Kategorie: Kirche

  • Der Unterschied zu heute

    Der Unterschied zu heute

    Wie würde sich Kirche als Scenius von den heutigen Modellen und Formen von Kirche unterscheiden?

    Priestertum, Lehrer, Leiter

    In einem Scenius gibt es keine Priesterklasse. Was meine ich damit?

    Im ersten Johannesbrief steht:

    Doch der Heilige Geist, den euch Christus gegeben hat, er bleibt in euch. Deshalb braucht ihr keine anderen Lehrer, der Heilige Geist selbst ist in allen Fragen euer Lehrer. Was er euch sagt, ist wahr und ohne Lüge. Haltet also an dem fest, was euch der Geist lehrt: Bleibt mit Christus verbunden.

    1. Joh 2:27, Hoffnung für Alle

    Es gibt demnach keine Kaste von Menschen, welche die Lehre gepachtet haben. Fokus ist die individuelle Ausrüstung einer jeden vom Heiligen Geist.

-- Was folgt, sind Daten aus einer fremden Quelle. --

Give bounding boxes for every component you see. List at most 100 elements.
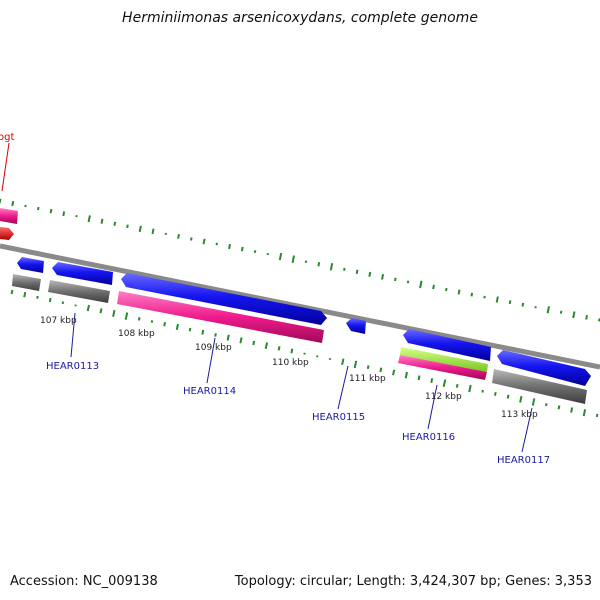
- gc-dot: [163, 321, 167, 327]
- gc-dot: [202, 238, 206, 245]
- gc-dot: [559, 310, 563, 314]
- gc-dot: [582, 409, 587, 417]
- gc-dot: [442, 379, 447, 388]
- gc-dot: [419, 280, 423, 289]
- cds-arrow-hear0117[interactable]: [497, 350, 591, 386]
- cds-arrow-hear0116[interactable]: [403, 329, 491, 361]
- accession-text: Accession: NC_009138: [10, 574, 158, 589]
- gc-dot: [48, 297, 52, 303]
- gc-dot: [595, 413, 599, 418]
- gc-dot: [11, 200, 15, 207]
- gc-dot: [392, 369, 396, 376]
- gc-dot: [366, 365, 370, 370]
- gc-dot: [519, 395, 523, 403]
- gene-label-hear0116[interactable]: HEAR0116: [402, 432, 455, 443]
- gc-dot: [112, 309, 116, 317]
- gc-dot: [240, 246, 244, 252]
- map-title: Herminiimonas arsenicoxydans, complete g…: [122, 10, 478, 26]
- gc-dot: [252, 340, 256, 346]
- genome-stats-text: Topology: circular; Length: 3,424,307 bp…: [234, 574, 592, 589]
- gc-dot: [521, 302, 525, 307]
- gc-dot: [113, 221, 117, 226]
- feature-red-left: [0, 227, 14, 240]
- gc-dot: [23, 291, 27, 298]
- gc-content-track-lower: [10, 289, 599, 418]
- gc-dot: [10, 289, 14, 295]
- gc-dot: [36, 295, 39, 299]
- gc-dot: [355, 269, 359, 274]
- gc-dot: [432, 284, 435, 290]
- gc-dot: [394, 277, 397, 282]
- gc-dot: [151, 228, 155, 235]
- gc-dot: [457, 289, 461, 295]
- cds-arrow-hear0115[interactable]: [346, 318, 366, 334]
- gc-dot: [557, 405, 561, 410]
- gc-dot: [481, 389, 484, 393]
- gc-dot: [545, 403, 548, 407]
- gc-dot: [228, 243, 231, 250]
- gc-dot: [506, 394, 510, 399]
- gc-dot: [508, 300, 512, 305]
- gc-dot: [430, 378, 434, 383]
- gene-label-hear0114[interactable]: HEAR0114: [183, 386, 236, 397]
- gc-dot: [190, 237, 193, 241]
- gc-dot: [201, 329, 205, 335]
- gc-dot: [126, 224, 129, 229]
- gc-dot: [406, 280, 410, 284]
- gc-dot: [546, 306, 550, 314]
- leader-hear0115: [337, 365, 349, 410]
- gc-dot: [291, 255, 295, 263]
- gc-dot: [445, 287, 448, 292]
- gc-content-track-upper: [0, 198, 600, 322]
- gc-dot: [470, 292, 474, 297]
- gc-dot: [215, 242, 218, 246]
- gc-dot: [214, 333, 217, 337]
- gc-dot: [341, 358, 345, 366]
- gc-dot: [175, 323, 179, 331]
- gene-label-hear0113[interactable]: HEAR0113: [46, 361, 99, 372]
- feature-pink-left: [0, 208, 18, 224]
- gc-dot: [264, 342, 269, 350]
- leader-hear0113: [70, 312, 76, 358]
- gc-dot: [570, 407, 574, 413]
- cds-arrow-hear0113[interactable]: [52, 262, 113, 285]
- gene-label-hear0115[interactable]: HEAR0115: [312, 412, 365, 423]
- gc-dot: [61, 301, 65, 305]
- tick-label-111kbp: 111 kbp: [349, 374, 386, 384]
- gc-dot: [381, 274, 385, 280]
- tick-label-113kbp: 113 kbp: [501, 410, 538, 420]
- gc-dot: [379, 367, 383, 373]
- gc-dot: [290, 348, 294, 354]
- cds-arrow-1[interactable]: [17, 257, 44, 273]
- gc-dot: [368, 271, 372, 277]
- gc-dot: [572, 311, 576, 319]
- gc-dot: [239, 337, 243, 344]
- cds-arrow-hear0114[interactable]: [121, 273, 327, 325]
- gc-dot: [226, 334, 230, 341]
- leader-hear0114: [206, 337, 216, 384]
- rrna-feature-hear0116: [398, 355, 487, 380]
- leader-hear0117: [521, 407, 533, 453]
- gc-dot: [468, 384, 472, 393]
- gray-feature-hear0117: [492, 369, 587, 404]
- gc-dot: [404, 371, 408, 379]
- rrna-feature-hear0114: [117, 291, 324, 343]
- gene-label-ogt[interactable]: ogt: [0, 132, 14, 143]
- ogt-leader-line: [1, 142, 10, 192]
- gc-dot: [317, 262, 321, 267]
- gc-dot: [353, 360, 358, 369]
- gc-dot: [304, 260, 308, 264]
- tick-label-109kbp: 109 kbp: [195, 343, 232, 353]
- gc-dot: [87, 215, 91, 223]
- gene-label-hear0117[interactable]: HEAR0117: [497, 455, 550, 466]
- gc-dot: [495, 296, 499, 303]
- gc-dot: [124, 312, 129, 320]
- gc-dot: [177, 233, 180, 239]
- gray-feature-1: [12, 274, 41, 291]
- tick-label-110kbp: 110 kbp: [272, 358, 309, 368]
- gc-dot: [417, 375, 421, 381]
- gc-dot: [455, 383, 459, 388]
- gc-dot: [137, 317, 141, 321]
- gc-dot: [531, 398, 536, 406]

    Heisst dies, dass Lehrer – und in der Verallgemeinerung alle Leitungspositionen – überflüssig sind und abgeschafft werden sollen?

    Ich bin überzeugt davon, dass Lehrer für die Gemeinschaft wertvoll sind. Ihre Rolle ist allerdings eine andere.

    Die Gemeinde soll und darf die Lehre nicht delegieren und die Verantwortung dafür abgeben. Sie darf aber von der speziellen Begabung von Lehrern, Zusammenhänge zu sehen, komplexe Themen strukturiert darzustellen und verständlich zu kommunizieren, und von der Leidenschaft der Lehrer für das Forschen profitieren.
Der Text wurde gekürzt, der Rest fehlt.